Even if I forget about the experiments and the quantum and relativistic structures that followed from it, I just find it obvious that pretty much by definition, discrete objects are always less fundamental and less complete than the continuous ones. A discrete description of some object or phenomenon is always an approximation. It's what bureaucrats do with the people - they represent them by a few numbers. You use it if you only have a limited number of bytes to discuss something; if you want to draw "caricatures" of the reality; if you want to approximate complex things by oversimplified models. Atoms or people as dots or triangles.
But discrete fundamental objects couldn't have well-defined interactions that are constrained by physical principles. There's a kind of a duality or trade-off that if your objects are too discrete, there are too many rules that you may create for them - a multi-dimensional continuum of their possible interactions, so to say. The non-renormalizability of loop quantum gravity is an example - you may add infinitely many types of interactions to the spin network and the resulting theory will still belong to the same class of hopeless mess. It may sound paradoxical but only if you study continuous objects and continuous conditions that constrain them, you may reduce the number of solutions to a discrete number of possibilities. That's how you may derive the whole spectrum of atoms from a single equation; it only works because the equation works with continuous objects. If the fundamental objects are discrete, the number of different theories is continuously infinite. If the objects are continuous, you have a chance that the consistency conditions will actually tell you something.

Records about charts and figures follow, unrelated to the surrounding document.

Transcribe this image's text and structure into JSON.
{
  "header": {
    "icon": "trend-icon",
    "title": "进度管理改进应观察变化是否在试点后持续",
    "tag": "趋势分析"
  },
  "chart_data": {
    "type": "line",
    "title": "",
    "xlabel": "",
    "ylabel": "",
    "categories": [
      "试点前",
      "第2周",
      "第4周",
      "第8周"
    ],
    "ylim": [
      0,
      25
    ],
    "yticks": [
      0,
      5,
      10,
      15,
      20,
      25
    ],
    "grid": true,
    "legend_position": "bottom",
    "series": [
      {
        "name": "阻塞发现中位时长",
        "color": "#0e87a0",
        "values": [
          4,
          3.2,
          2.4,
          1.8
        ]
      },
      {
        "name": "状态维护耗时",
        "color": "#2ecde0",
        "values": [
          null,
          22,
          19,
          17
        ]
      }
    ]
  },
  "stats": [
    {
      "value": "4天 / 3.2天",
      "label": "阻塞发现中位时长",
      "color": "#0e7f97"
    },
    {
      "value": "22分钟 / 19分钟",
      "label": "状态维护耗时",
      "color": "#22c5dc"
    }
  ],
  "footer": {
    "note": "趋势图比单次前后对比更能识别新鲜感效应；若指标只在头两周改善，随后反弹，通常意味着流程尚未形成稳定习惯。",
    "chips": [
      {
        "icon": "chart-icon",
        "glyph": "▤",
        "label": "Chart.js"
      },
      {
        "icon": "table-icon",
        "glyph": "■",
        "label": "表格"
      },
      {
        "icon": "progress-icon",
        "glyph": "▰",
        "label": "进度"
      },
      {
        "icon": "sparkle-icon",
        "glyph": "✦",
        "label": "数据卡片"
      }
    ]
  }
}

The old Bohr model of that atom was too discrete a description of the hydrogen atom; the electron was just a point mass and the orbits were bureaucratically constrained in an ad hoc way. Clearly, they could have been constrained in other ways: this discrete model was just adjusted to agree with a pattern of the hydrogen spectrum. It had some OK features but it was obviously naive. A better theory, quantum mechanics, used a continuous wave in 3+1 dimensions. The same theory applied to many bodies has to use wave functions in many more dimensions. In some sense, they're more continuous than the 3+1-dimensional waves. Quantum field theory uses an even more continuous description - the wave functional depends on infinitely many degrees of freedom. In some sense, string theory goes even one step further but it can regulate the exploding complications.
In many situations, the Hilbert space may be produced by a discrete basis, and so on. But the precise energies etc. of an energy eigenstate basis have the values they have only because there is a fundamental continous explanation. If the discrete description were the last word, the energies of all the states and the interactions of objects could be changed in infinitely many ways.
So there will always be an interplay between discrete and continuous objects in physics. But it's always the case that when your description looks fundamentally discrete at some level, it's because you haven't understood it well enough yet. The same message works in pure mathematics, too. There are interplays between number theory and complex functions. But the complex functions - such as the Riemann zeta function - are the "more fundamental" perspective on these common problems. It becomes even more obvious if some of the continuous parameters - the physics' counterparts of the zeros of the Riemann zeta function - can actually be measured.